Muslikhin Kusma, works in the very poor Gunung Kidul highland area near Yogyakarta, Central Java. He is organizing recent village secondary school graduates to provide continuing informal challenge and education to the bulk of younger children who drop out of school by the sixth grade.
Muslikhin was born 26 years ago to a poor farmer in rural Lamongan, East Java. After he completed high school, he enrolled himself in the Yogya Islamic Institute. Although what he was studying would normally lead him to become a mulabigh, he saw his university-level education as a means of intellectual development and of breaking the stereotypical notion that community developers are mostly school-leavers. He has been questioning himself about the cause of poverty in his family and around him since he was a young boy. At university he formed a student nature lover group and attracted students from various Yogyakarta universities. They did not camp, however, to enjoy beautiful landscapes; instead they mingled with villagers and experimented with various approaches to understanding their problems. These explorations led the ten core members of the group to establish "Yayasan Desa Rina." Through it Muslikhin began exploring his way to the idea he's now ready to launch.
Muslikhin is launching a targeted yet integrated rural development program focused on women and children. The program has two major components: (1) Non-formal education for children, especially an innovative library and associated volunteer outreach and tutoring program; and (2) Strengthening the women's role through: (a) education, including study/discussion groups with a curriculum stretching from role awareness to home economics; and (b) economic supports including income generation (e.g., goats/fodder) and credit reform. He has started in fifteen villages in two sub-districts of the Gunung Kidul and hopes to develop and spread his work throughout the regency and, in the long run, across Java. If Muslikhin can refine his library-based volunteer education program for young drop-outs and help it begin to spread, it could have exceptionally wide impact. It's simple, inexpensive, and serves several important objectives and constituencies at the same time. A number of Ashoka Fellows are working to help more children stay in school long enough to become effective literate. However, in the meantime most of the children of the poor, especially in poor rural villages, are still leaving school well before reaching that level. Muslikhin doesn't want to abandon these young people. Instead he's creating a library and a team of volunteers to help them continue to explore, the larger world beyond their daily work in the village and the local cinema. Each week the volunteers take materials and teaching suggestions from the library and sit down with the young school-leavers with whom they're working. The "tutors" or "librarians" benefit almost as much as their young charges. Chiefly recent secondary school graduates, they have to think through the week's subject to be able to lead discussion well. They also get experience helping younger children, which is useful for those who later become teachers or parents. And it gives them responsibility and respect. Muslikhin expects groups of volunteers that begin drawing on e one library will eventually develop their own associated library, thus gradually spreading the idea in near-by areas. He'll also help it leapfrog to new areas.
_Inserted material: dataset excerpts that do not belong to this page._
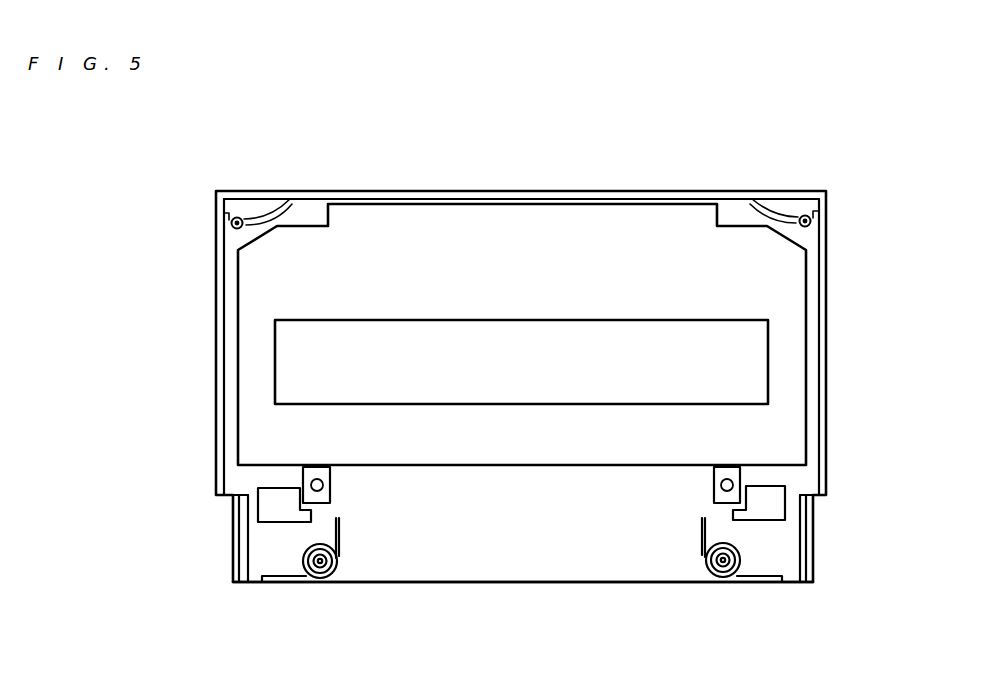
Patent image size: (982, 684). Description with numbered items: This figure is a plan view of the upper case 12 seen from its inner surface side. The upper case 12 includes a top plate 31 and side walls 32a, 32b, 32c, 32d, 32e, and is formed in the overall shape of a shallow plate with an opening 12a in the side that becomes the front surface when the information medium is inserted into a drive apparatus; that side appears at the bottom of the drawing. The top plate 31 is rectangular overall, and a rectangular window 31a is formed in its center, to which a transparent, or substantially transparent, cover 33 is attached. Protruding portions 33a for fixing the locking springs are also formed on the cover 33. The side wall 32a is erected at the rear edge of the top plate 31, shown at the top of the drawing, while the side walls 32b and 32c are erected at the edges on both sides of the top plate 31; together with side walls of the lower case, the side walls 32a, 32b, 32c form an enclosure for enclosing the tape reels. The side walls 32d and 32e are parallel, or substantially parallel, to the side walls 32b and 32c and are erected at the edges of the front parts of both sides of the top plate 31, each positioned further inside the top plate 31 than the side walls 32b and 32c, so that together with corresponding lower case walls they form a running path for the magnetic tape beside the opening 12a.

The upper case 12 is at (524, 149).
The opening 12a is at (561, 582).
The top plate 31 is at (735, 218).
The rectangular window 31a is at (688, 342).
The side wall 32a is at (380, 199).
The side wall 32b is at (222, 334).
The side wall 32c is at (822, 333).
The side wall 32d is at (818, 579).
The side wall 32e is at (236, 578).
The transparent cover 33 is at (578, 236).
The protruding portions 33a is at (325, 485).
Gunung Kidul had and still has the lowest per capita income levels in Java. In addition to being the least fertile part of the island, Gunung Kidul's hilly terrain has few natural resources. Farming is only possible four month yearly and then only for very limited dry-land crops such as cassava and soybean. In this region, where water is scarce, the government's attempt to introduce farming diversification has failed and the regreening program has succeeded only to the extend that it provides shade along the newly paved roads. (These roads invite flight to the cities. They connect directly to the nearby cities of Yogyakarta and Solo, and then on to Jakarta and the cities beyond). Gunung Kidul remains what it was: poor, arid, and deserted by most of its adult men, leaving behind the women and children who virtually have to take care of themselves. The women toil either in their own narrow plots of land, trying as hard as they can to grow in four months what they will consume in a year, or work as farm laborers. Water sellers and money lenders from outside the area add to the risk of pauperization. Younger children stay in school one half day everyday, largely because it is free. THe older children generally leave school by the sixth grade and help their "single parents" for a couple of years. Then the male adolescents take the bus to the cities. The degree of Gunung Kidul's poverty is exceptional, but the propensity of its young children to leave school before they are equipped to deal with the modern world is not. Perhaps its new volunteer educators and their library may become one of the region's most valuable exports.
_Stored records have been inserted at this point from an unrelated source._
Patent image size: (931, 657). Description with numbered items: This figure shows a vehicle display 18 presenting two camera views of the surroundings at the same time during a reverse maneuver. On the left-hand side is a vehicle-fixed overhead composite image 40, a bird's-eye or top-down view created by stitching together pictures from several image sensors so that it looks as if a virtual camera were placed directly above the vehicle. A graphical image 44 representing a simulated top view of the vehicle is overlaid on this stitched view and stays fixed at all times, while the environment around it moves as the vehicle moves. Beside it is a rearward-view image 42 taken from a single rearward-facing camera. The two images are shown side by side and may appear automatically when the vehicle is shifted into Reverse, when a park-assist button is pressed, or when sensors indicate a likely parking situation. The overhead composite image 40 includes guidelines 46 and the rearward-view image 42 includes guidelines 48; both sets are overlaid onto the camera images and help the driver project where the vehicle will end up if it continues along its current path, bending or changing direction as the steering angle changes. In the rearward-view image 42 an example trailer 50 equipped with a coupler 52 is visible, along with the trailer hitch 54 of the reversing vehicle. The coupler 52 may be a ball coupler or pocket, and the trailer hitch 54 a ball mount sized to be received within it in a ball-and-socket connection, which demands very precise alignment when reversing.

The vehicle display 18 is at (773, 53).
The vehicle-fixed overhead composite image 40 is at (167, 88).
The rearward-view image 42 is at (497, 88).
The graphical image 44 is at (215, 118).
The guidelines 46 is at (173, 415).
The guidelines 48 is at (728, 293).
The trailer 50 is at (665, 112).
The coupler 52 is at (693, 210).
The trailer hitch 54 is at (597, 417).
Muslikhin believes that only a carefully planned and integrated attempt, with its elements mutually reinforcing each other, will work in a context where prioritizing seems quite a nightmare. Women have for so long been trapped in basic survival efforts that they seem unaware of their other problems: marriage uncertainty, their children's education, their own role, the skills they need to improve life, etc. Muslikhin started with "secret meetings" with some of the most progressive mothers in several villages. Through problem identification and discussion gatherings, they came up with a list of immediate as well as long-term needs both for the women and their children. Muslikhin then refined the list into the two major thrusts outlined above, one focused on the women's most urgent needs and the other on those of their children at the point they leave school. The first starts with regular discussion groups and a twenty-two week participatory course which includes building awareness of the women's role in society, home economics, technical and management skills important in generating new income, and basic legal education. It then goes on to deal with basic economics, sometimes in quite innovative ways. Thus, for example, his efforts to reform the credit system specifically involves each area's traditional moneylenders.